Paranormal Activity's Success to Resurrect Its Blair Witch Ancestor

The revolution truly eats its children in the new media world. One day you're the harbinger of a new era; the next day you're desperately trying to cling to the some other harbinger's coattails.
It's been a decade since the Blair Witch Project became the first film made for under a dollar-fifty to earn its makers enough money to buy their own zip codes. Back when the great day happened it was supposed to usher in a new era of dreamers with phone cams replacing big money cinematographers, and the studios just signing up some 10th graders to distribution deals and then walking around America with big barrels to fill up with cash.
Well we all know how that turned out, ten years later we sit on the near collapse of the independent film sector, Transformers 2 is the highest grossing film of the year, and there hasn't been another film since to replicate Blair's success.

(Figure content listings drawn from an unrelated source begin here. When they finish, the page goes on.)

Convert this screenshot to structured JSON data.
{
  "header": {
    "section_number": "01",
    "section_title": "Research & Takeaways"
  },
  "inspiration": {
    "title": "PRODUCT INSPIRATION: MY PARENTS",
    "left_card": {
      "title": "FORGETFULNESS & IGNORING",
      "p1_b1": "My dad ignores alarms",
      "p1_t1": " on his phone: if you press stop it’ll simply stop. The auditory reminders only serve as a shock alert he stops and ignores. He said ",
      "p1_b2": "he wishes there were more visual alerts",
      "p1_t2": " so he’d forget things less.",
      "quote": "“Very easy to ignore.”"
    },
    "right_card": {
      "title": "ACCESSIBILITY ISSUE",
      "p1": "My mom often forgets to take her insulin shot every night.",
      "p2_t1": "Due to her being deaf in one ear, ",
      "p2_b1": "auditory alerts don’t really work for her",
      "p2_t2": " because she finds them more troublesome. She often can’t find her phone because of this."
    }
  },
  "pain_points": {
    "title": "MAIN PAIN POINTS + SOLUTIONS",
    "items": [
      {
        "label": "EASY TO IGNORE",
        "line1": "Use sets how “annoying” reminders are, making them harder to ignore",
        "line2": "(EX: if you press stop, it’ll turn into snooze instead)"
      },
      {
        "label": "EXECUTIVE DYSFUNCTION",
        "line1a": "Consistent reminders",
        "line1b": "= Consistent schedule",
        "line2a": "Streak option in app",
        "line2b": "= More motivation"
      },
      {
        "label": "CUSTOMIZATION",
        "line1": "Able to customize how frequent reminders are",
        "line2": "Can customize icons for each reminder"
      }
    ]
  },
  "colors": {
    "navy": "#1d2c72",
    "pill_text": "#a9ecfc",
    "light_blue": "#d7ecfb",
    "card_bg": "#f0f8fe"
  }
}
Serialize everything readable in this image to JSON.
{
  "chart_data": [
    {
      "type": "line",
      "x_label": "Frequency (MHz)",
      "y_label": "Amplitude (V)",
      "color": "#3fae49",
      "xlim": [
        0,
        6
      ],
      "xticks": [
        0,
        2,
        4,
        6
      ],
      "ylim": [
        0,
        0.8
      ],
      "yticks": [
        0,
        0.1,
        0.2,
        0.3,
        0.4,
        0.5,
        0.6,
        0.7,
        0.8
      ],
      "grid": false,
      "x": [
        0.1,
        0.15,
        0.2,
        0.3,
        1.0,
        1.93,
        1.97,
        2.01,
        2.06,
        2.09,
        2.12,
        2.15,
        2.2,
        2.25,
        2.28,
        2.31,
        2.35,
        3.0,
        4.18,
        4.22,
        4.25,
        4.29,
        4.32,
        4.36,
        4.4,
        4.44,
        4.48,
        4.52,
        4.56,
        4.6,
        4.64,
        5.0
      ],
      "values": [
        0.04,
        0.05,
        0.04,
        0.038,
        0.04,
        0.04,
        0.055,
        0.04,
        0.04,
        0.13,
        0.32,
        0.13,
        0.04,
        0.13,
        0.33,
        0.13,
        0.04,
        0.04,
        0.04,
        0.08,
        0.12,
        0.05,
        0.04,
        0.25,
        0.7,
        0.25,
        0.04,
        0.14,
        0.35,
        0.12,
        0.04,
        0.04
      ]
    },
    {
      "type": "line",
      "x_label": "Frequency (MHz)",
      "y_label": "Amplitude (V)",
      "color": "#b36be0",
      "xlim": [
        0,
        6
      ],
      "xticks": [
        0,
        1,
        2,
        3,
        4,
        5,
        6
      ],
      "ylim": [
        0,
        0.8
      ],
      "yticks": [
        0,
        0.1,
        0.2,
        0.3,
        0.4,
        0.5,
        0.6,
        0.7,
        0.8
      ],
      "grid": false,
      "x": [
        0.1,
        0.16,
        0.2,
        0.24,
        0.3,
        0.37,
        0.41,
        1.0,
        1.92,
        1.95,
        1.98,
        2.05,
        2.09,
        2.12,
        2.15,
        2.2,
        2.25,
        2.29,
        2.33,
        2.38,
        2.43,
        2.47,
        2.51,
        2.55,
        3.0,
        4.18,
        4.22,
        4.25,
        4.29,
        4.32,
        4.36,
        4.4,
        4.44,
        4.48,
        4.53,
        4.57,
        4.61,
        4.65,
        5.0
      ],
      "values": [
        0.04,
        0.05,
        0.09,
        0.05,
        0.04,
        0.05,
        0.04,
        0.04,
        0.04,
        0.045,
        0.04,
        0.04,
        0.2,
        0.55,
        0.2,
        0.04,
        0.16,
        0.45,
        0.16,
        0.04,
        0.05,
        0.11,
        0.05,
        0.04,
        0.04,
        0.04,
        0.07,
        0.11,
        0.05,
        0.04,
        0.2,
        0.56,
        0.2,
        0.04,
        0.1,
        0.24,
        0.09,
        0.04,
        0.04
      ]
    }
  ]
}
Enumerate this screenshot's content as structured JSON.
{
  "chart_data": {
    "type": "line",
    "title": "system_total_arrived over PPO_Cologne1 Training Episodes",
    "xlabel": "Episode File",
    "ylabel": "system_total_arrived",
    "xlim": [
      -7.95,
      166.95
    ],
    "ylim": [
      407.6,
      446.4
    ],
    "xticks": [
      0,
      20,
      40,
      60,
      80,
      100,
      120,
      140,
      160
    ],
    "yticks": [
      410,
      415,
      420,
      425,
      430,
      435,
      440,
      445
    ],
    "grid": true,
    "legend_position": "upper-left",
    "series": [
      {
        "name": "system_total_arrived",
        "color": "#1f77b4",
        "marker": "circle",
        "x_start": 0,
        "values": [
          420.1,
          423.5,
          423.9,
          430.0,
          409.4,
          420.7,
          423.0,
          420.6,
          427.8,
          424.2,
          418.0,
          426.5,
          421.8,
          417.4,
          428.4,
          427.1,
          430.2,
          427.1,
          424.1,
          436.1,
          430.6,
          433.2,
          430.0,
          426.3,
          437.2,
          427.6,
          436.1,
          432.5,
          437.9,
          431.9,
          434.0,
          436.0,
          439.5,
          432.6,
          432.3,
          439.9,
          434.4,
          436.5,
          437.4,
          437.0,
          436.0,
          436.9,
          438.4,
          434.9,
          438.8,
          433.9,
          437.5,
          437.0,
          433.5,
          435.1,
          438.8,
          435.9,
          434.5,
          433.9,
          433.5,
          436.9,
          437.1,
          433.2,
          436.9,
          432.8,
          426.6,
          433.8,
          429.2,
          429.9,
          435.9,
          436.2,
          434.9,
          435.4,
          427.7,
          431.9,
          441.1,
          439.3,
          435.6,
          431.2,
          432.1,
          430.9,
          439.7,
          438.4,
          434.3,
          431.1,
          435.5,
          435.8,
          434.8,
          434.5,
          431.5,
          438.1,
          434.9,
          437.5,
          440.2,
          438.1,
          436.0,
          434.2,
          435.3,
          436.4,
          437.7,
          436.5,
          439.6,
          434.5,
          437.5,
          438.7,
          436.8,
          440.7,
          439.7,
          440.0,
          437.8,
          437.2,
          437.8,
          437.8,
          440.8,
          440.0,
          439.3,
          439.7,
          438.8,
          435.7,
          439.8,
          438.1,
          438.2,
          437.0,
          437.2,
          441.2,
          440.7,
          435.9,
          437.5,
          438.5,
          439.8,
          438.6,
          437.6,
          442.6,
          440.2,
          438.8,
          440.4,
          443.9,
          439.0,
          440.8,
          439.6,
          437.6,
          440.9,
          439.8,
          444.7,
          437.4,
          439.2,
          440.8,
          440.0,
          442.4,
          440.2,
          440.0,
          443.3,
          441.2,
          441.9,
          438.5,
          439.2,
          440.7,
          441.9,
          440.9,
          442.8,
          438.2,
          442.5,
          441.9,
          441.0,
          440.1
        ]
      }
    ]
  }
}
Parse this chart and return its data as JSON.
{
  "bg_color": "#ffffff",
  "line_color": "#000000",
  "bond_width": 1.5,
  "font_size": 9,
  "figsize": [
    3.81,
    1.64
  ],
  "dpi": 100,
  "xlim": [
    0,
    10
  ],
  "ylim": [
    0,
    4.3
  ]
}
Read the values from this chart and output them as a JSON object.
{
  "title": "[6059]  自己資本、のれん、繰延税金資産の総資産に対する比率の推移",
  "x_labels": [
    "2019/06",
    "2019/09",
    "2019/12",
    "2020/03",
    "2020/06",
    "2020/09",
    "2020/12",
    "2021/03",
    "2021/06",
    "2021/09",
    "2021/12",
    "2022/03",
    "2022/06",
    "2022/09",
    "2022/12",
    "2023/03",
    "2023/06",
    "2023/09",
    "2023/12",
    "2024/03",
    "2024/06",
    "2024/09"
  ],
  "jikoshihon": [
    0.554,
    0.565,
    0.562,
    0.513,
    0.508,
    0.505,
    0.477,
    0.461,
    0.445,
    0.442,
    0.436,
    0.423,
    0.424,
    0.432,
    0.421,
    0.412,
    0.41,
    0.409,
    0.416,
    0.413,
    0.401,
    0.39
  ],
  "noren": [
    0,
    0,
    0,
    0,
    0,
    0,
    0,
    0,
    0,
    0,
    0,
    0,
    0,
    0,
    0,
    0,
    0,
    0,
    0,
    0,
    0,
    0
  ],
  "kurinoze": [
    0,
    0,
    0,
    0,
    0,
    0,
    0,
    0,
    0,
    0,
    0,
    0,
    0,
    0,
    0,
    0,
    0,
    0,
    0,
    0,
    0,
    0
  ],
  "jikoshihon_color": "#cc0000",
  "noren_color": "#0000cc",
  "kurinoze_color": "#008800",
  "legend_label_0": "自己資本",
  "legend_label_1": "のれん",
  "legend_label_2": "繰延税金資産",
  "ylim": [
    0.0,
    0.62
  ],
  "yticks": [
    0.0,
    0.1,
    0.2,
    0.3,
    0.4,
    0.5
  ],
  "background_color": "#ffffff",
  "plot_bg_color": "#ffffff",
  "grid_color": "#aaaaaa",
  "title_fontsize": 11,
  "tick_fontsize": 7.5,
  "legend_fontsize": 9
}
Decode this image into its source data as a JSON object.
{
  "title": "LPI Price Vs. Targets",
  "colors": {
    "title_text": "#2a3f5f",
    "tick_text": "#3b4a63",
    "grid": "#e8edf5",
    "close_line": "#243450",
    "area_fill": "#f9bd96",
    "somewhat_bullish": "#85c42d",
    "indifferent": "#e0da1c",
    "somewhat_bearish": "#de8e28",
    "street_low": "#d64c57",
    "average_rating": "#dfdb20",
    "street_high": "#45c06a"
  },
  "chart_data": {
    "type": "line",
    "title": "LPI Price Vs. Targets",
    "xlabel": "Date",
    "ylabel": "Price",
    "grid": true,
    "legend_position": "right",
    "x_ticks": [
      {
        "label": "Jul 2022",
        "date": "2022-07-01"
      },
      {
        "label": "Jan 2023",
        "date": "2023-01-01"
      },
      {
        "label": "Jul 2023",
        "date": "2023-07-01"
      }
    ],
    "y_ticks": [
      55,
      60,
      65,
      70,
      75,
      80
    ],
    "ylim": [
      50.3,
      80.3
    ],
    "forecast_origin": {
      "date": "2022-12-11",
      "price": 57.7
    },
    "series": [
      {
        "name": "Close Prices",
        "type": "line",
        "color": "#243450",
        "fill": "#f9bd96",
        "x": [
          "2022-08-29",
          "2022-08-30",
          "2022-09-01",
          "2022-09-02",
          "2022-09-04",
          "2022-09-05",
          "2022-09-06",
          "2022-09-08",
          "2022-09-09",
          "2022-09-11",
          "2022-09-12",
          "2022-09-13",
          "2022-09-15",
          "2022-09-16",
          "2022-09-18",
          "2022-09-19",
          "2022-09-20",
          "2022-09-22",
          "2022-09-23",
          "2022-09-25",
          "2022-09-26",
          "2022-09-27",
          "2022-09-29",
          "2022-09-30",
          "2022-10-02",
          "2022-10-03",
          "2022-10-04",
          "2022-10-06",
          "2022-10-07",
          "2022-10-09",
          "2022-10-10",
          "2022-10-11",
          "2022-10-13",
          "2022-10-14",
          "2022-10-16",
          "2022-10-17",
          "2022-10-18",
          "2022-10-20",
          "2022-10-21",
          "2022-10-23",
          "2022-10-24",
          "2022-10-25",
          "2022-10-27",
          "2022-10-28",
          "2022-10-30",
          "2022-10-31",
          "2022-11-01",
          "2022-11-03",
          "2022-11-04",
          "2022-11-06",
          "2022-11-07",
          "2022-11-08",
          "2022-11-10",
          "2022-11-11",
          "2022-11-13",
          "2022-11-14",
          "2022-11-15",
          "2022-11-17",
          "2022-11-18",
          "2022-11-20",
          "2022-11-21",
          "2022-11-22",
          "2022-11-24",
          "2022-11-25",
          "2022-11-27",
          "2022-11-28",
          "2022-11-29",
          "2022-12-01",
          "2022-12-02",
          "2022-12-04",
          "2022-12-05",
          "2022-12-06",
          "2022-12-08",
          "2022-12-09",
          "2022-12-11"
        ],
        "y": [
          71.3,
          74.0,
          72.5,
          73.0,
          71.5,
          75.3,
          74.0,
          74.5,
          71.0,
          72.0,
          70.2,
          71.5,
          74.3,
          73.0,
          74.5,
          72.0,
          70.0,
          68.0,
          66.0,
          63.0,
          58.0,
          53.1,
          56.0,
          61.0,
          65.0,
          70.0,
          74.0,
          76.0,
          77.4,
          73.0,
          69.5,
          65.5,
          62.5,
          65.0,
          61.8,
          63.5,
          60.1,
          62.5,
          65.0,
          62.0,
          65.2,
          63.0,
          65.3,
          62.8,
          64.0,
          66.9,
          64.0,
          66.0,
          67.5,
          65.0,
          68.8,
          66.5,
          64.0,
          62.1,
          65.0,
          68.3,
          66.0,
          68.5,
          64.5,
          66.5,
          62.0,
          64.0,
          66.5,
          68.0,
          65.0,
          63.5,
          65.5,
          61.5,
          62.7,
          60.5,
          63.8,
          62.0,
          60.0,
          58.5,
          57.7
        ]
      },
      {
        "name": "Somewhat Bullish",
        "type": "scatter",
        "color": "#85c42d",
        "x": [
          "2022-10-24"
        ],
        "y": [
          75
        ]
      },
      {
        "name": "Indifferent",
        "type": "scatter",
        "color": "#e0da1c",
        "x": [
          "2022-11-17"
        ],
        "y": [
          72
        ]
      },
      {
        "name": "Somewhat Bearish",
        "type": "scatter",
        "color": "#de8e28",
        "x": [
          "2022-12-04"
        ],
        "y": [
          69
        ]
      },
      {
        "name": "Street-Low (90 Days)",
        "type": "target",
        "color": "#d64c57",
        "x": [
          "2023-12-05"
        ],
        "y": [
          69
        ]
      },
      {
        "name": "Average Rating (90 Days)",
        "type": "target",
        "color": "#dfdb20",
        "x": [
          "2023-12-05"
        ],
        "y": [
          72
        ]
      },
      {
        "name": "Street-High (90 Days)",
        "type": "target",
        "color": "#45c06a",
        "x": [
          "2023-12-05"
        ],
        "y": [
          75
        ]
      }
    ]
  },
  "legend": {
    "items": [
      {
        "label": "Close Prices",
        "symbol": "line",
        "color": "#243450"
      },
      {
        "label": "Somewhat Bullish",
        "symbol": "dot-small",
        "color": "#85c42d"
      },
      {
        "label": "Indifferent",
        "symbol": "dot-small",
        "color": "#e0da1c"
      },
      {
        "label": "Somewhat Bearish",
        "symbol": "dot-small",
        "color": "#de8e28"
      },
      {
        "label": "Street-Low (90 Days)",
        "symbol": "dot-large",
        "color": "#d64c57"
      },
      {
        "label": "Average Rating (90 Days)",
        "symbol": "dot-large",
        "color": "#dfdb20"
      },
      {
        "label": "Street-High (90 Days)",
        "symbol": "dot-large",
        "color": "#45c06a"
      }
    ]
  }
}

Like the Apollo missions, Blair Witch seemed not a first step into a new world, but a fun-to-watch, ultimately kinda silly trip just to hit golf balls on a rock that just floats around the Earth. And as Apollo was followed by the catastrophe-prone shuttle missions, so have all the attempts to replicate the Blair dream led to heartbreak and devastation of the lives of young dreamers, who maybe shoulda just gone to dental school like their parents wanted them to in the first place.
So with that history, this year, when finally another DIY'er in the shape of Paranormal Activity broke through, one can forgive the world for forgetting we've been down this road before. But the Blair's makers haven't forgotten. In a new interview with the Toronto Star, Blair director Eduardo Sanchez said that he is seizing the new no-budget moment to get back in the game and make a new Blair film. (There was actually already misbegotten sequel which attempted to cash in on the original's success, with which Sanchez was not involved.)
Sanchez has been working with his original partner Daniel Myrick on a treatment involving the characters from the original.
Sánchez wants to use a technique he calls "mixed first-person," which would mean less reliance on the Blair Witch innovation – now a cinematic cliché – of having the protagonists speak directly into their fidgety cameras. He laughed when he saw Cloverfield, another Blair Witch wannabe, and the characters never dropped their video camera even when being chased by a Godzilla-like monster.
The closest he's seen to the mixed first-person technique he seeks is District 9, the summer '09 sci-fi hit that begins in documentary style before segueing into a conventional thriller. Sánchez hopes to first try the mixed style with Possessed, a low-budget horror he's also involved in, which he promises will "show things that have not been seen before. Hopefully audiences will dig it."
Tragically, sadly, watching Paranormal's success from his home in Canada, he tells the Star"We're at the step where we're about to pitch to Lionsgate, which owns the movie rights now. It's pretty much up to them. They can completely squash it or greenlight it."